Se tal como Rui Rio te indignas com os 300 eur anuais para a TAP mas não fazes ideia de quanto pagas nas taxas escondidas da factura da EDP, da gasolina, do assalto do BES e das PPPs ou da enormidade consumida nos ajustes diretos das autarquias, também estás no teu direito.Se como eu, achares que a TAP devia ter administracões à prova de bala e sem gestores que recebiam do saco azul do GES, então, talvez estejamos de acordo em algo e tenhamos base para o tal tracado em Alfama.
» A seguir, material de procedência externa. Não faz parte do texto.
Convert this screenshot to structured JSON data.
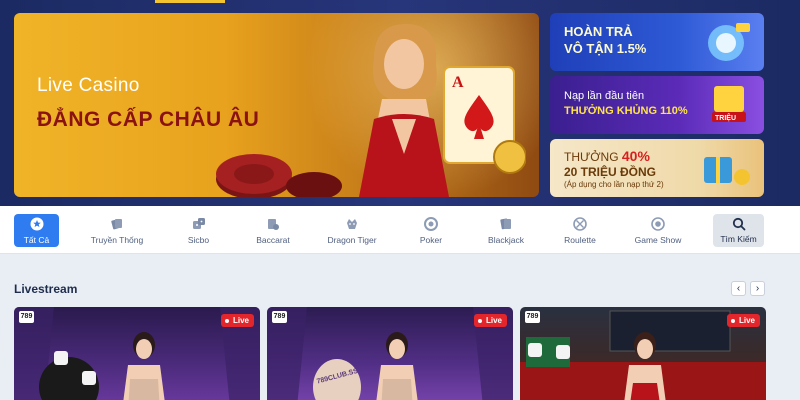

E se nada mais servir, vê apenas os números de que todos parecem gostar tanto. Lembra-te que a queda da TAP é a queda de fornecedores e muitos serviços. São 2% do Pib e muitos milhares no desemprego. E já agora, pensa que os partidos que forçam esses despedimentos também não querem estado social. Portanto, como vês, algo falha nesta equação.

Se mesmo assim não percebes porque razão a TAP, companhia de bandeira de um país pobre, periférico, com ilhas e metade da sua populacão emigrada NÃO pode ser privada, então, resta-te acreditar no cenário que Rio, André, Cotrim e Chico andam a vender.A TAP entregue para negócio, o SNS privado e controlado pelas seguradoras, as escolas privadas e fora do alcance de 30 a 40% da populacão. A seguranca social reduzida ao mínimo possível dos 15% gerados pelos impostos. E no fim de tudo isso, tu continuarás com os 850 € por mês, ao contrário do que te venderam. O que pensavas que ia para o teu bolso acabou na Tranquilidade, no BES, no grupo Mello e nos amigos do costume.Não é a TAP que tem que baixar um patamar. Somos nós que temos que subir dois.